The gameplay is basically just an excuse to look at the beautiful art design that looks like the game was painted, not programmed. During the journey, the old man reminisces and you see pictures of his memories telling a story, hinting at why you are on this trip in the first place. The game ends in a very predictable way, bittersweet yet oddly comforting.

What is remarkable about the game is that it tells you a complete story, builds the main character and feeds you his emotions without a single line of dialogue. You come to like the old man, question him, resent him, sympathize with him, and then forgive him without a single word of written text in the game.

And then it's over. A surprisingly semi-deep but sweet game that doesn't demand more than a couple evenings of your time and is happy to give you a complete experience without overstaying its welcome. A good time for everyone, but don't spend more than $5 on this title.

Up next, I literally have 5 Total War games on my laptop. So obviously it will be Stellaris.

Finished up Tell Tale's Guardians of the Galaxy. Man, this was a buggy one, but still fun. And hearing all of the licensed music they had to purchase the rights to...it almost hurts to hear after knowing what went down with Tell Tale going out of business. Speaking of that, it is a bummer to see them setting stuff up for future games (same with their Batman series) that were just not to be.

Budo wrote:

Up next, I literally have 5 Total War games on my laptop. So obviously it will be Stellaris.

Stellaris has swung back onto my radar as well, although I am going to wait for the next DLC / Patch drop.

I missed the Stellaris bandwagon and now there's over $150 of DLC and expansions. I'll have to watch out for a sale on this before I can get it.

Sorbicol wrote:
Budo wrote:

Up next, I literally have 5 Total War games on my laptop.

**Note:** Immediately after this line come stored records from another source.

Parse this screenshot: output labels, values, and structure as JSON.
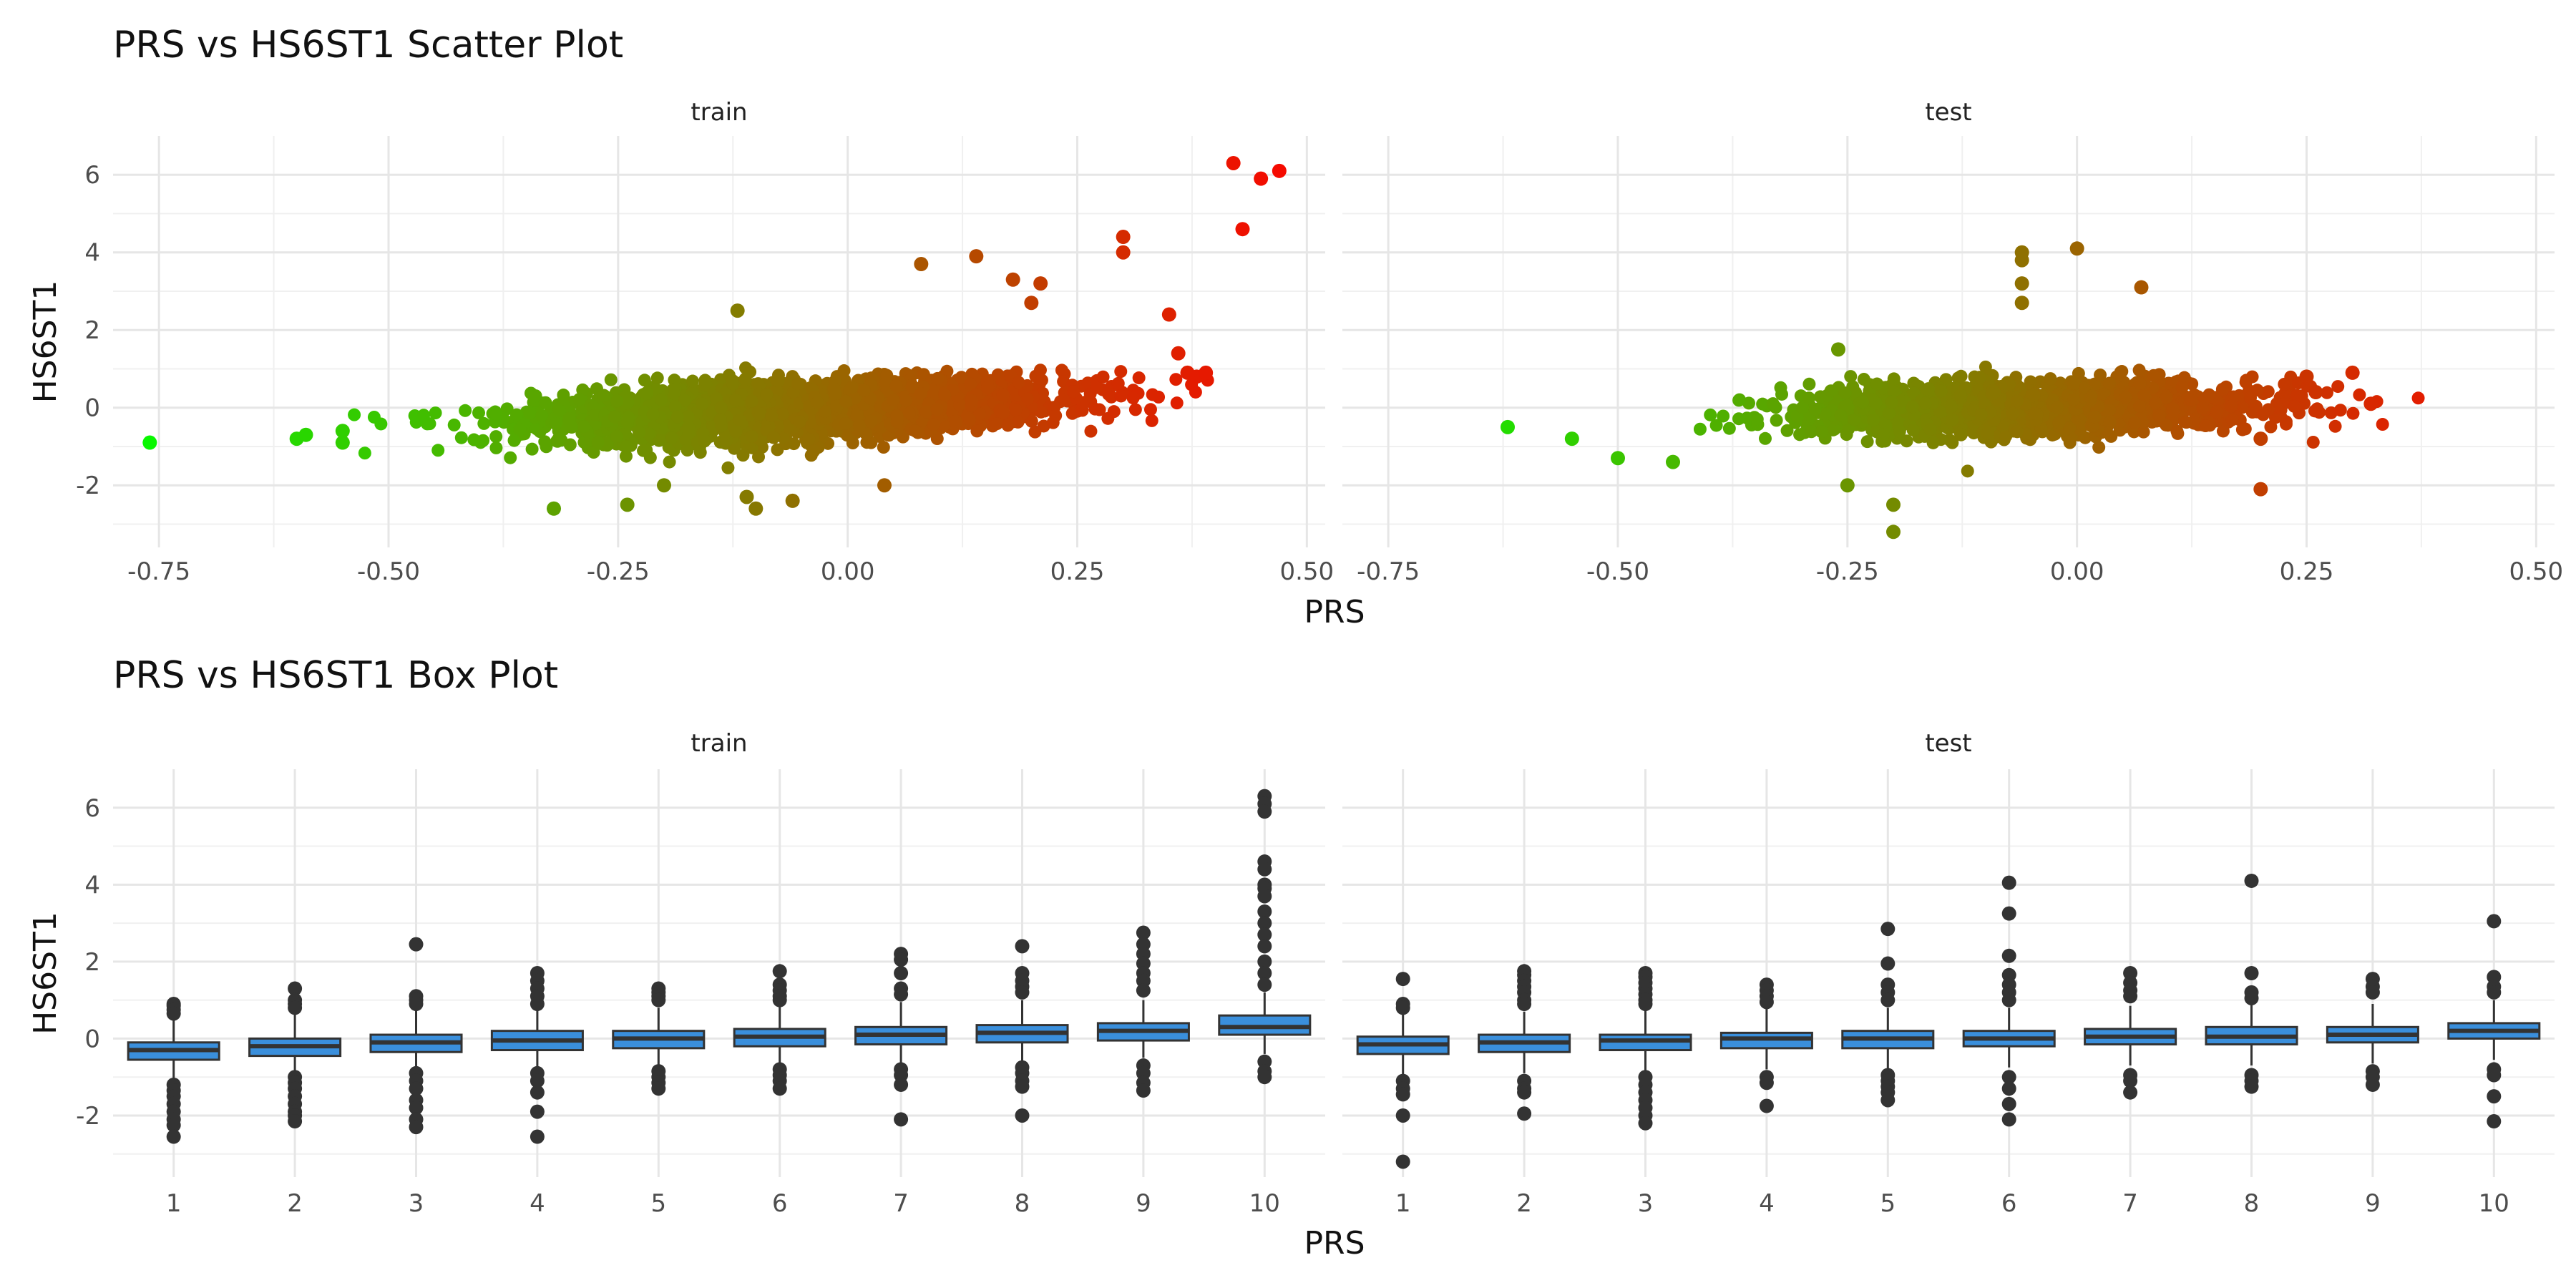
{
  "figure": {
    "scatter_title": "PRS vs HS6ST1 Scatter Plot",
    "box_title": "PRS vs HS6ST1 Box Plot"
  },
  "chart_data": [
    {
      "type": "scatter",
      "title": "PRS vs HS6ST1 Scatter Plot",
      "xlabel": "PRS",
      "ylabel": "HS6ST1",
      "facets": [
        "train",
        "test"
      ],
      "xlim": [
        -0.8,
        0.52
      ],
      "ylim": [
        -3.6,
        7.0
      ],
      "x_ticks": [
        -0.75,
        -0.5,
        -0.25,
        0.0,
        0.25,
        0.5
      ],
      "x_tick_labels": [
        "-0.75",
        "-0.50",
        "-0.25",
        "0.00",
        "0.25",
        "0.50"
      ],
      "y_ticks": [
        -2,
        0,
        2,
        4,
        6
      ],
      "y_tick_labels": [
        "-2",
        "0",
        "2",
        "4",
        "6"
      ],
      "color_scale": {
        "low": "#00ff00",
        "high": "#ff0000",
        "mapped_to": "PRS"
      },
      "grid": true,
      "legend": "none",
      "panels": [
        {
          "facet": "train",
          "trend": {
            "slope": 2.6,
            "intercept": 0.0,
            "x_center": -0.05,
            "x_sd": 0.14,
            "noise_sd": 0.35,
            "approx_points": 2600
          },
          "highlighted_points": [
            {
              "x": -0.76,
              "y": -0.9
            },
            {
              "x": -0.6,
              "y": -0.8
            },
            {
              "x": -0.59,
              "y": -0.7
            },
            {
              "x": -0.55,
              "y": -0.9
            },
            {
              "x": -0.55,
              "y": -0.6
            },
            {
              "x": -0.32,
              "y": -2.6
            },
            {
              "x": -0.24,
              "y": -2.5
            },
            {
              "x": -0.2,
              "y": -2.0
            },
            {
              "x": -0.1,
              "y": -2.6
            },
            {
              "x": -0.11,
              "y": -2.3
            },
            {
              "x": -0.06,
              "y": -2.4
            },
            {
              "x": 0.04,
              "y": -2.0
            },
            {
              "x": -0.12,
              "y": 2.5
            },
            {
              "x": 0.08,
              "y": 3.7
            },
            {
              "x": 0.14,
              "y": 3.9
            },
            {
              "x": 0.18,
              "y": 3.3
            },
            {
              "x": 0.2,
              "y": 2.7
            },
            {
              "x": 0.21,
              "y": 3.2
            },
            {
              "x": 0.3,
              "y": 4.4
            },
            {
              "x": 0.3,
              "y": 4.0
            },
            {
              "x": 0.35,
              "y": 2.4
            },
            {
              "x": 0.36,
              "y": 1.4
            },
            {
              "x": 0.37,
              "y": 0.9
            },
            {
              "x": 0.38,
              "y": 0.8
            },
            {
              "x": 0.39,
              "y": 0.9
            },
            {
              "x": 0.42,
              "y": 6.3
            },
            {
              "x": 0.45,
              "y": 5.9
            },
            {
              "x": 0.47,
              "y": 6.1
            },
            {
              "x": 0.43,
              "y": 4.6
            }
          ]
        },
        {
          "facet": "test",
          "trend": {
            "slope": 1.0,
            "intercept": 0.0,
            "x_center": -0.05,
            "x_sd": 0.12,
            "noise_sd": 0.33,
            "approx_points": 1800
          },
          "highlighted_points": [
            {
              "x": -0.62,
              "y": -0.5
            },
            {
              "x": -0.55,
              "y": -0.8
            },
            {
              "x": -0.5,
              "y": -1.3
            },
            {
              "x": -0.44,
              "y": -1.4
            },
            {
              "x": -0.25,
              "y": -2.0
            },
            {
              "x": -0.2,
              "y": -3.2
            },
            {
              "x": -0.2,
              "y": -2.5
            },
            {
              "x": -0.26,
              "y": 1.5
            },
            {
              "x": -0.06,
              "y": 4.0
            },
            {
              "x": -0.06,
              "y": 3.8
            },
            {
              "x": -0.06,
              "y": 3.2
            },
            {
              "x": -0.06,
              "y": 2.7
            },
            {
              "x": 0.0,
              "y": 4.1
            },
            {
              "x": 0.07,
              "y": 3.1
            },
            {
              "x": 0.2,
              "y": -2.1
            },
            {
              "x": 0.2,
              "y": -0.8
            },
            {
              "x": 0.25,
              "y": 0.8
            },
            {
              "x": 0.3,
              "y": 0.9
            },
            {
              "x": 0.32,
              "y": 0.1
            },
            {
              "x": 0.26,
              "y": 0.4
            }
          ]
        }
      ]
    },
    {
      "type": "box",
      "title": "PRS vs HS6ST1 Box Plot",
      "xlabel": "PRS",
      "ylabel": "HS6ST1",
      "facets": [
        "train",
        "test"
      ],
      "categories": [
        "1",
        "2",
        "3",
        "4",
        "5",
        "6",
        "7",
        "8",
        "9",
        "10"
      ],
      "ylim": [
        -3.6,
        7.0
      ],
      "y_ticks": [
        -2,
        0,
        2,
        4,
        6
      ],
      "y_tick_labels": [
        "-2",
        "0",
        "2",
        "4",
        "6"
      ],
      "box_fill": "#3a8fdc",
      "box_stroke": "#333333",
      "grid": true,
      "legend": "none",
      "panels": [
        {
          "facet": "train",
          "boxes": [
            {
              "q1": -0.55,
              "median": -0.3,
              "q3": -0.1,
              "whisker_low": -1.1,
              "whisker_high": 0.6,
              "outliers": [
                0.9,
                0.85,
                0.75,
                0.65,
                -1.2,
                -1.35,
                -1.5,
                -1.7,
                -1.9,
                -2.1,
                -2.25,
                -2.55
              ]
            },
            {
              "q1": -0.45,
              "median": -0.2,
              "q3": 0.0,
              "whisker_low": -0.95,
              "whisker_high": 0.75,
              "outliers": [
                1.3,
                1.0,
                0.9,
                0.8,
                -1.0,
                -1.15,
                -1.3,
                -1.5,
                -1.7,
                -1.9,
                -2.0,
                -2.15
              ]
            },
            {
              "q1": -0.35,
              "median": -0.1,
              "q3": 0.1,
              "whisker_low": -0.85,
              "whisker_high": 0.8,
              "outliers": [
                2.45,
                1.1,
                1.0,
                0.9,
                -0.9,
                -1.1,
                -1.3,
                -1.6,
                -1.8,
                -2.1,
                -2.3
              ]
            },
            {
              "q1": -0.3,
              "median": -0.05,
              "q3": 0.2,
              "whisker_low": -0.8,
              "whisker_high": 0.85,
              "outliers": [
                1.7,
                1.5,
                1.3,
                1.1,
                0.9,
                -0.9,
                -1.1,
                -1.4,
                -1.9,
                -2.55
              ]
            },
            {
              "q1": -0.25,
              "median": 0.0,
              "q3": 0.2,
              "whisker_low": -0.75,
              "whisker_high": 0.8,
              "outliers": [
                1.3,
                1.2,
                1.1,
                1.0,
                -0.85,
                -1.0,
                -1.15,
                -1.3
              ]
            },
            {
              "q1": -0.2,
              "median": 0.05,
              "q3": 0.25,
              "whisker_low": -0.7,
              "whisker_high": 0.9,
              "outliers": [
                1.75,
                1.4,
                1.25,
                1.1,
                1.0,
                -0.8,
                -0.95,
                -1.1,
                -1.3
              ]
            },
            {
              "q1": -0.15,
              "median": 0.1,
              "q3": 0.3,
              "whisker_low": -0.65,
              "whisker_high": 0.95,
              "outliers": [
                2.2,
                2.05,
                1.7,
                1.3,
                1.15,
                -0.8,
                -0.95,
                -1.2,
                -2.1
              ]
            },
            {
              "q1": -0.1,
              "median": 0.15,
              "q3": 0.35,
              "whisker_low": -0.6,
              "whisker_high": 1.0,
              "outliers": [
                2.4,
                1.7,
                1.5,
                1.35,
                1.2,
                -0.75,
                -0.9,
                -1.1,
                -1.25,
                -2.0
              ]
            },
            {
              "q1": -0.05,
              "median": 0.2,
              "q3": 0.4,
              "whisker_low": -0.5,
              "whisker_high": 1.0,
              "outliers": [
                2.75,
                2.45,
                2.2,
                1.95,
                1.7,
                1.5,
                1.25,
                -0.7,
                -0.9,
                -1.15,
                -1.35
              ]
            },
            {
              "q1": 0.1,
              "median": 0.3,
              "q3": 0.6,
              "whisker_low": -0.4,
              "whisker_high": 1.2,
              "outliers": [
                6.3,
                6.1,
                5.9,
                4.6,
                4.4,
                4.0,
                3.9,
                3.7,
                3.3,
                3.0,
                2.7,
                2.4,
                2.0,
                1.7,
                1.4,
                -0.6,
                -0.85,
                -1.0
              ]
            }
          ]
        },
        {
          "facet": "test",
          "boxes": [
            {
              "q1": -0.4,
              "median": -0.15,
              "q3": 0.05,
              "whisker_low": -0.95,
              "whisker_high": 0.65,
              "outliers": [
                1.55,
                0.9,
                0.8,
                -1.1,
                -1.3,
                -1.45,
                -2.0,
                -3.2
              ]
            },
            {
              "q1": -0.35,
              "median": -0.1,
              "q3": 0.1,
              "whisker_low": -0.9,
              "whisker_high": 0.7,
              "outliers": [
                1.75,
                1.65,
                1.5,
                1.35,
                1.2,
                1.0,
                0.9,
                -1.1,
                -1.3,
                -1.4,
                -1.95
              ]
            },
            {
              "q1": -0.3,
              "median": -0.05,
              "q3": 0.1,
              "whisker_low": -0.85,
              "whisker_high": 0.75,
              "outliers": [
                1.7,
                1.6,
                1.45,
                1.3,
                1.15,
                1.0,
                0.9,
                -1.0,
                -1.2,
                -1.4,
                -1.6,
                -1.8,
                -2.0,
                -2.2
              ]
            },
            {
              "q1": -0.25,
              "median": 0.0,
              "q3": 0.15,
              "whisker_low": -0.8,
              "whisker_high": 0.8,
              "outliers": [
                1.4,
                1.25,
                1.1,
                0.95,
                -1.0,
                -1.15,
                -1.75
              ]
            },
            {
              "q1": -0.25,
              "median": 0.0,
              "q3": 0.2,
              "whisker_low": -0.8,
              "whisker_high": 0.8,
              "outliers": [
                2.85,
                1.95,
                1.4,
                1.2,
                1.0,
                -0.95,
                -1.1,
                -1.25,
                -1.4,
                -1.6
              ]
            },
            {
              "q1": -0.2,
              "median": 0.0,
              "q3": 0.2,
              "whisker_low": -0.75,
              "whisker_high": 0.8,
              "outliers": [
                4.05,
                3.25,
                2.15,
                1.65,
                1.4,
                1.2,
                1.0,
                -1.0,
                -1.3,
                -1.7,
                -2.1
              ]
            },
            {
              "q1": -0.15,
              "median": 0.05,
              "q3": 0.25,
              "whisker_low": -0.7,
              "whisker_high": 0.85,
              "outliers": [
                1.7,
                1.45,
                1.25,
                1.1,
                -0.95,
                -1.1,
                -1.4
              ]
            },
            {
              "q1": -0.15,
              "median": 0.05,
              "q3": 0.3,
              "whisker_low": -0.7,
              "whisker_high": 0.9,
              "outliers": [
                4.1,
                1.7,
                1.2,
                1.05,
                -0.95,
                -1.1,
                -1.25
              ]
            },
            {
              "q1": -0.1,
              "median": 0.1,
              "q3": 0.3,
              "whisker_low": -0.65,
              "whisker_high": 0.9,
              "outliers": [
                1.55,
                1.35,
                1.2,
                -0.85,
                -1.0,
                -1.2
              ]
            },
            {
              "q1": 0.0,
              "median": 0.2,
              "q3": 0.4,
              "whisker_low": -0.55,
              "whisker_high": 1.0,
              "outliers": [
                3.05,
                1.6,
                1.35,
                1.2,
                -0.8,
                -0.95,
                -1.5,
                -2.15
              ]
            }
          ]
        }
      ]
    }
  ]
}
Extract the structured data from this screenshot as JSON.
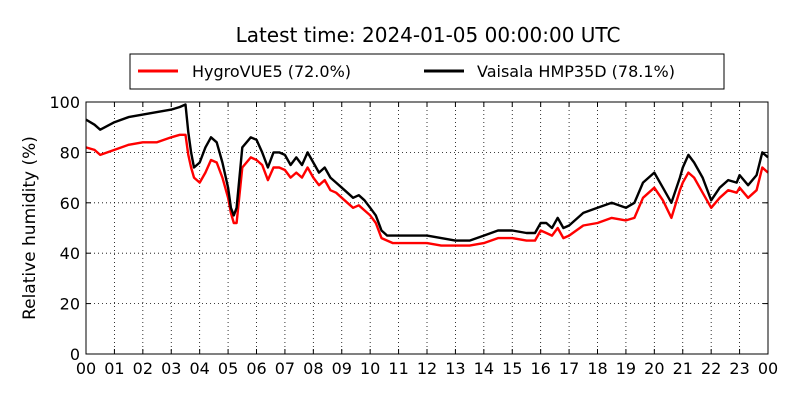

So obviously it will be Stellaris.

Stellaris has swung back onto my radar as well, although I am going to wait for the next DLC / Patch drop.

Same. This will be the time when the game will take!

Budo wrote:

After playing two games (Cyberpunk and Hades) that were massive time sinks, I was ready for something short, cute, and complete. And I got just that with Old Man's Journey...

Thanks, you've reminded me that I actually bought that on sale a while ago but never got around to playing it! I'll move it up to the top of the pile.